16100Why does Utah rank on top in U.S. economic outlook, while Vermont is on the bottom? When you examine the tax policies of the United States, you can draw certain conclusions about how taxes and regulations impact small business owners.

According to a recent study from the American Legislative Exchange Council (ALEC), a pro-business partnership of state legislators and the private sector, the top five states achieving impressive levels of growth – Utah, North Dakota, South Dakota, Wyoming, and Virginia – also embraced low taxation polices last year.

The study, “Rich States, Poor States: ALEC-Laffer Economic Competitiveness Index,” points to the lowest achieving states – Minnesota, California, Illinois, New York and Vermont – and finds they all demonstrated lackluster progress.

“A state tax system can boost or harm a state’s friendliness to business,” said Benjamin C. Litalien, founder and principal of Franchisewell and a professor at Georgetown University. And as Dunkin’ Donuts expands, it’s important to remember that states’ stiffest and most direct competition can come from other states. This means that business owners must be aware of the business climate in other regions, as well as in their own neighborhoods.
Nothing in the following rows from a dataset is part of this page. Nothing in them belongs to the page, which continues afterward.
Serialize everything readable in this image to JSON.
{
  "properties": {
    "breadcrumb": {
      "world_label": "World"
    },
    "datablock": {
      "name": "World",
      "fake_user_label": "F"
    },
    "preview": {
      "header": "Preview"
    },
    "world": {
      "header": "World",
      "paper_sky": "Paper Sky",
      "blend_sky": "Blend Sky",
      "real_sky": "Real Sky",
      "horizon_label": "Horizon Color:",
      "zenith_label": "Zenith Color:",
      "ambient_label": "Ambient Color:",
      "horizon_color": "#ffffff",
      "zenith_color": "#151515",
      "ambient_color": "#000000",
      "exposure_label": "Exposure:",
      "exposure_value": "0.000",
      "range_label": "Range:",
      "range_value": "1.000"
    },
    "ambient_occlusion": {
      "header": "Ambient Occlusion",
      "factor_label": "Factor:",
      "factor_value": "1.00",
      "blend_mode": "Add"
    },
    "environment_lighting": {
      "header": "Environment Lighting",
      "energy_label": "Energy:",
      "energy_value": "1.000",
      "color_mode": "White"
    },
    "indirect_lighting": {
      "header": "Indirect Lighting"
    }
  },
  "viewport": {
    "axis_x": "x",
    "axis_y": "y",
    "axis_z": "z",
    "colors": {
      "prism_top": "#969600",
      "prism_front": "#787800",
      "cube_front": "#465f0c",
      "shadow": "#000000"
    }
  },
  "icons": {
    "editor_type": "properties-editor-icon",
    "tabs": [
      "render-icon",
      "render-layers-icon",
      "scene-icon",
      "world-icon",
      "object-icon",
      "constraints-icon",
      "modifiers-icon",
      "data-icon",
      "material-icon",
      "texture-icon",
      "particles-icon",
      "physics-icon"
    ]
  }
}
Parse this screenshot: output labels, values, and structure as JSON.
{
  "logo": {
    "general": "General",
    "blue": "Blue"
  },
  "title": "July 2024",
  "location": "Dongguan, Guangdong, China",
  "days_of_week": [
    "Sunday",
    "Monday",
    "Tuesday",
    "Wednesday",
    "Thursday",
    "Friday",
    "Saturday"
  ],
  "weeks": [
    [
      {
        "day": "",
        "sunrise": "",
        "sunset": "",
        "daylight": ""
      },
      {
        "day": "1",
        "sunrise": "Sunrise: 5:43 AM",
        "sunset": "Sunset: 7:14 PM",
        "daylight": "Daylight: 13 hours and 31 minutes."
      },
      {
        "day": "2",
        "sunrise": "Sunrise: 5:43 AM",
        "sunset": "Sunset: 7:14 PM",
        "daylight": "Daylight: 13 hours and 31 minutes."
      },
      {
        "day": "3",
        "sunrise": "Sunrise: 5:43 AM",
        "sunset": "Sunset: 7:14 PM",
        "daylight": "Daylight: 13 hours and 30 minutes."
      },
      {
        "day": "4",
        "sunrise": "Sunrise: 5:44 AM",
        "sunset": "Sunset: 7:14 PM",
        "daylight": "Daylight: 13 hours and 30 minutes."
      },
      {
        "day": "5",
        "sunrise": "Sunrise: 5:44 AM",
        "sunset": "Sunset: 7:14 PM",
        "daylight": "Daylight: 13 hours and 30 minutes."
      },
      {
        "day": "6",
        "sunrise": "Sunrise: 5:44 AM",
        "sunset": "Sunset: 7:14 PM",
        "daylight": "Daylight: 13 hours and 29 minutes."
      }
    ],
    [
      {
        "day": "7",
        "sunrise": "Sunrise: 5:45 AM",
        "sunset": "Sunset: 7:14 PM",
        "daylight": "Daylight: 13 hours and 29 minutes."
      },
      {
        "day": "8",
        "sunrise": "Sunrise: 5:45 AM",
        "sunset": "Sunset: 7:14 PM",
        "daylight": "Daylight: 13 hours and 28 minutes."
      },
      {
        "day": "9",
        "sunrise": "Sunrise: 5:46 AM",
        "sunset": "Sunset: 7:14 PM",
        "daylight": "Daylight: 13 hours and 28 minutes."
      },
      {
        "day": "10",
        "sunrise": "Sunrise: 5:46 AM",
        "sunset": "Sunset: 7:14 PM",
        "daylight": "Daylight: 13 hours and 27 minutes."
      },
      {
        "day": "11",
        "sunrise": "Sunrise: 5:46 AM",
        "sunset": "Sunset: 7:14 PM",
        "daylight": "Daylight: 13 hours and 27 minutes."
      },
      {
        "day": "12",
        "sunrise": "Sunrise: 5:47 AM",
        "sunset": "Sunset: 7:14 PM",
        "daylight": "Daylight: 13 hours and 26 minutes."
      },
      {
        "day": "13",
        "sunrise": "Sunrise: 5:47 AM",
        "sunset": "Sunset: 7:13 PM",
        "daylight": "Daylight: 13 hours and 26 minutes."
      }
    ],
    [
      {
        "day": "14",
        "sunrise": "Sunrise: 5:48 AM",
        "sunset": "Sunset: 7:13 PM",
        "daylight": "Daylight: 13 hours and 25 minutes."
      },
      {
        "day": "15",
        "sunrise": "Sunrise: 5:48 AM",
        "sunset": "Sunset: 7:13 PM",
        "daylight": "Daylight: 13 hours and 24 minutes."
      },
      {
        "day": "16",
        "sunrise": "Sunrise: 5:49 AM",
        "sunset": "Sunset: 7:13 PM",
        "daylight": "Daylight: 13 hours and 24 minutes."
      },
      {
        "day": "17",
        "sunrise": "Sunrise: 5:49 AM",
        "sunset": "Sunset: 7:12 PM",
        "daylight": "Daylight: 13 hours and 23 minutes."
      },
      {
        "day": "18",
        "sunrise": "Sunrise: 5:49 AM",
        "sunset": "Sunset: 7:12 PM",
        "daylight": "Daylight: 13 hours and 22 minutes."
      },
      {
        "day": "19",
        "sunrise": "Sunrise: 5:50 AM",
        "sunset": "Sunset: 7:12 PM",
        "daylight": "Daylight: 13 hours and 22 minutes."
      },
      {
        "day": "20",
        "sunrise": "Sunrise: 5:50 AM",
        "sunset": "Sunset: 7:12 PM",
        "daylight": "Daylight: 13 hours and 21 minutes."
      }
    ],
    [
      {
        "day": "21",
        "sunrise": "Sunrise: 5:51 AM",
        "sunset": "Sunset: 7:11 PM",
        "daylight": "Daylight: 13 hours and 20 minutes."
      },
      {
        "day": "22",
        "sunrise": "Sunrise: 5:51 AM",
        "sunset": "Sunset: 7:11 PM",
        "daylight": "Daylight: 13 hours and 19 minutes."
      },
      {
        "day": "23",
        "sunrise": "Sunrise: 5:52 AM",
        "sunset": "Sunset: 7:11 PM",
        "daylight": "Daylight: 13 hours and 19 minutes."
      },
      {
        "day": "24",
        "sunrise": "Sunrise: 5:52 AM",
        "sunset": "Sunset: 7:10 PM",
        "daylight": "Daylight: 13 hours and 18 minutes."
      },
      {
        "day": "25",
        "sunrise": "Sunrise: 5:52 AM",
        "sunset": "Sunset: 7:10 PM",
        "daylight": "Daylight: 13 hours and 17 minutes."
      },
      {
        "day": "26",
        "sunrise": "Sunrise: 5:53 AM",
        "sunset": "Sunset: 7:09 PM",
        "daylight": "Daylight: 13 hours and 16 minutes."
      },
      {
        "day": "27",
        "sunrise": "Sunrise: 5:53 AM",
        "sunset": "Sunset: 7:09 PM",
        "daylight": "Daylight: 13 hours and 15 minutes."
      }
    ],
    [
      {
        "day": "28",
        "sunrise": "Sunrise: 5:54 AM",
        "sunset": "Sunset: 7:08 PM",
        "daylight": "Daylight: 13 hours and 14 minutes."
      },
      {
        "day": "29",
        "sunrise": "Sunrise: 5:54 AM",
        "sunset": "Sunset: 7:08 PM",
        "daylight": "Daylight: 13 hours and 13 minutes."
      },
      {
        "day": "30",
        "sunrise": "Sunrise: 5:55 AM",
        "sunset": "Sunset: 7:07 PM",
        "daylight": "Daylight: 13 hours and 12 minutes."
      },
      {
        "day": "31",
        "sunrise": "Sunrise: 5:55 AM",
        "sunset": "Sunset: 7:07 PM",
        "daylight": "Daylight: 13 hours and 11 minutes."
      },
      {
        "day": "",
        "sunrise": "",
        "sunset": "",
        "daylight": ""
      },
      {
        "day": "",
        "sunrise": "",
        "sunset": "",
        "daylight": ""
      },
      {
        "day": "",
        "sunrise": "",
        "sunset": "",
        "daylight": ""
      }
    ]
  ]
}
The good news for Dunkin’ franchisees is that 18 states cut taxes in the last legislative year, with some states such as Arkansas, Florida, Idaho, Indiana, Iowa, and Kansas cutting taxes and others modifying their tax code, according to ALEC. Litalin says these state tax policy changes reflect an emphasis on pro-growth reforms that encourage economic expansion and competition. While it may have been difficult to find states that actually reduced sales taxes, ALEC cites many states which cut personal and corporate income taxes as well as other state-specific tax categories.

States, of course, do not enact tax changes in a vacuum and the trickle-down effect on franchisees can be immediate. One clear example of that impact is in Nebraska, one of 24 states that comprise the “Streamlined Sales Tax Project”, a cooperative that seeks to simplify sales and use tax collection. Nebraska recently altered its sales tax policies relating to certain products (including donuts) and now collects different tax percentages for the same product—based on the retail operation selling the product.

“The new law is anticompetitive because it allows gas/convenience and grocery stores to sell donuts tax free while we, in most instances, are required to collect sales tax,” says Nebraska franchisee Bryce Bares, who is developing nine Dunkin’ Donuts in the Omaha market over the next five years. But, while Bares believes the inconsistency in that tax policy frustrates and confuses customers, he says many recent tax changes have been positive. “Any dollar returned to a franchisee is a dollar that can be reinvested in expansion,” he says.

This, of course, is just one of a multitude of examples of how state taxes affect the long-term health of small businesses, affecting everything from choice of franchise location to job creation. Each state is a microcosm of economic progress, ultimately affecting its standing as a place to live and do business. How do the different states stack up? Three states – Nebraska, North Carolina and Vermont– serve as barometers of economic competiveness as Dunkin’ Donuts expands west in markets across the country with a long-term goal of having more than 15,000 Dunkin’ Donuts restaurants in the United States alone.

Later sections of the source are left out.